Contributing to Inflect
July 24, 2026 ยท View on GitHub
Contributions are welcome. For a speech model, the bar is reproducible evidence rather than a single favorable clip.
Good Contributions
Useful contributions usually fall into one of these categories:
- reproducible benchmark improvements
- clearer docs
- safer data preparation
- better evaluation prompts
- runtime stability fixes
- small, well-scoped runtime experiments
- bug reports with audio examples and exact commands
Before Opening a PR
Please make sure:
- the change is small enough to review
- generated artifacts are not committed
- private reference voices are not committed
- checkpoints are not committed
- local absolute paths are not added to public docs
- the README does not claim unreleased model quality
Runtime and evaluation reports
For model or inference changes, include:
- base variant
- changed variant
- exact command
- prompt set
- model package and commit tested
- checkpoint used
- listening notes
- objective metrics if available
Minimum listening notes:
- voice consistency
- pacing
- skipped words
- glitches
- long-prompt behavior
Commit Scope
Keep PRs focused.
Good:
- "Add ASR pseudo-label filter"
- "Improve README and media kit"
- "Add duration-ratio check to benchmark"
Bad:
- one PR containing docs, checkpoints, generated audio, unrelated training changes, and local state files
Local artifacts
Do not commit:
outputs/.blind_ab_state*/reference_voices/- local third-party checkouts
- checkpoints
- full generated datasets
- private audio
Public release boundary
The release is open-weight.
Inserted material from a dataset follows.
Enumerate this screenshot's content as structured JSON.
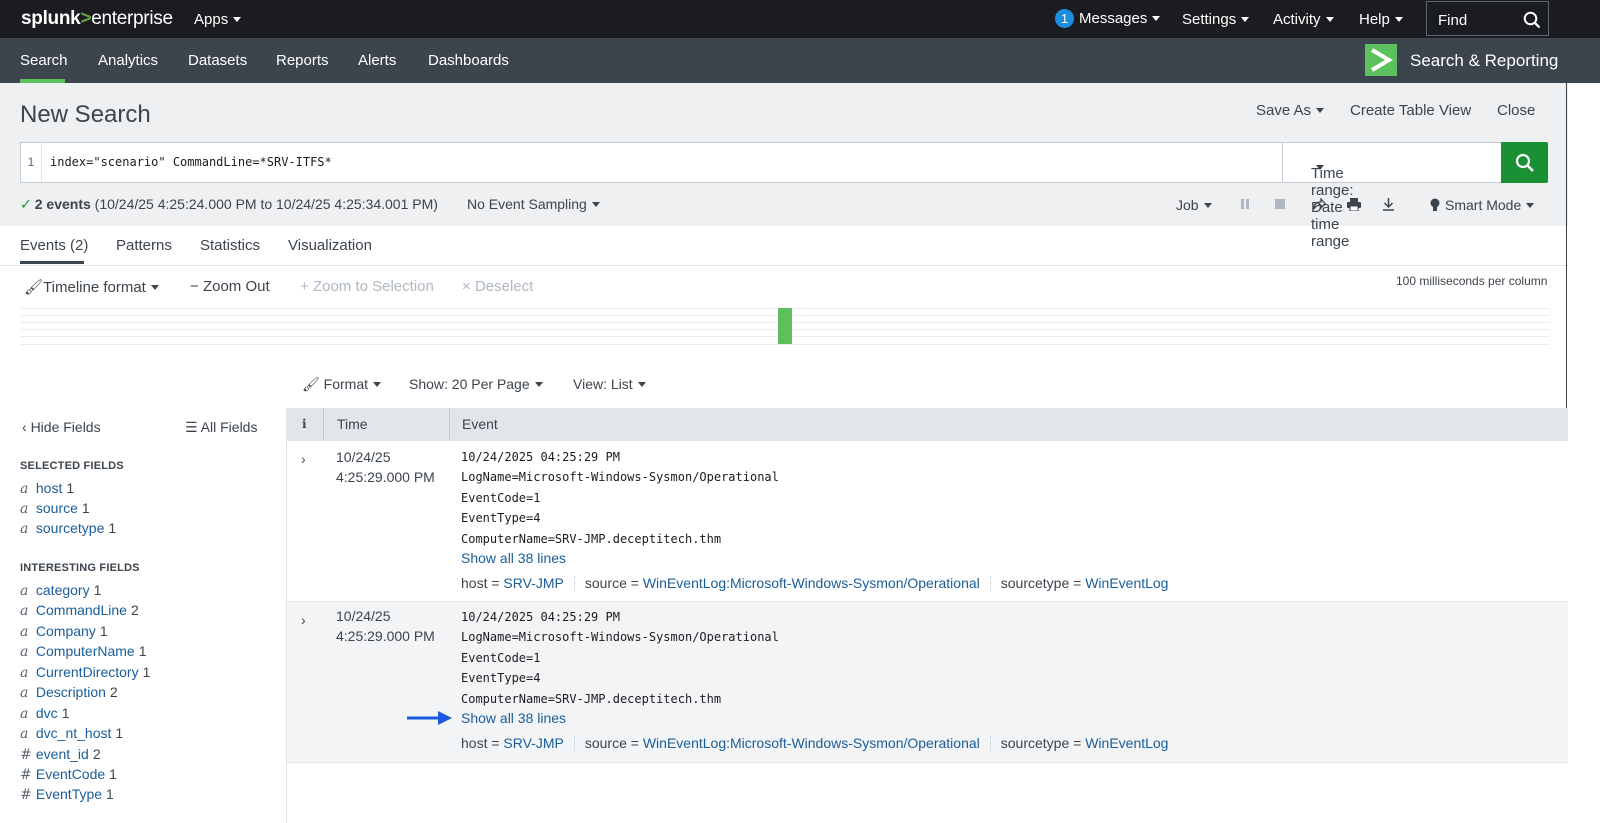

A contribution may improve public inference, evaluation, examples, documentation, or integration without requiring the private corpus-construction pipeline. Do not open issues requesting private reference material, generated corpora, credentials, or undisclosed training infrastructure.
Project tone
Inflect should be ambitious without exaggerating. Distinguish measured results from estimates, human preference from predicted quality, and complete text-to-waveform parameters from training-only modules.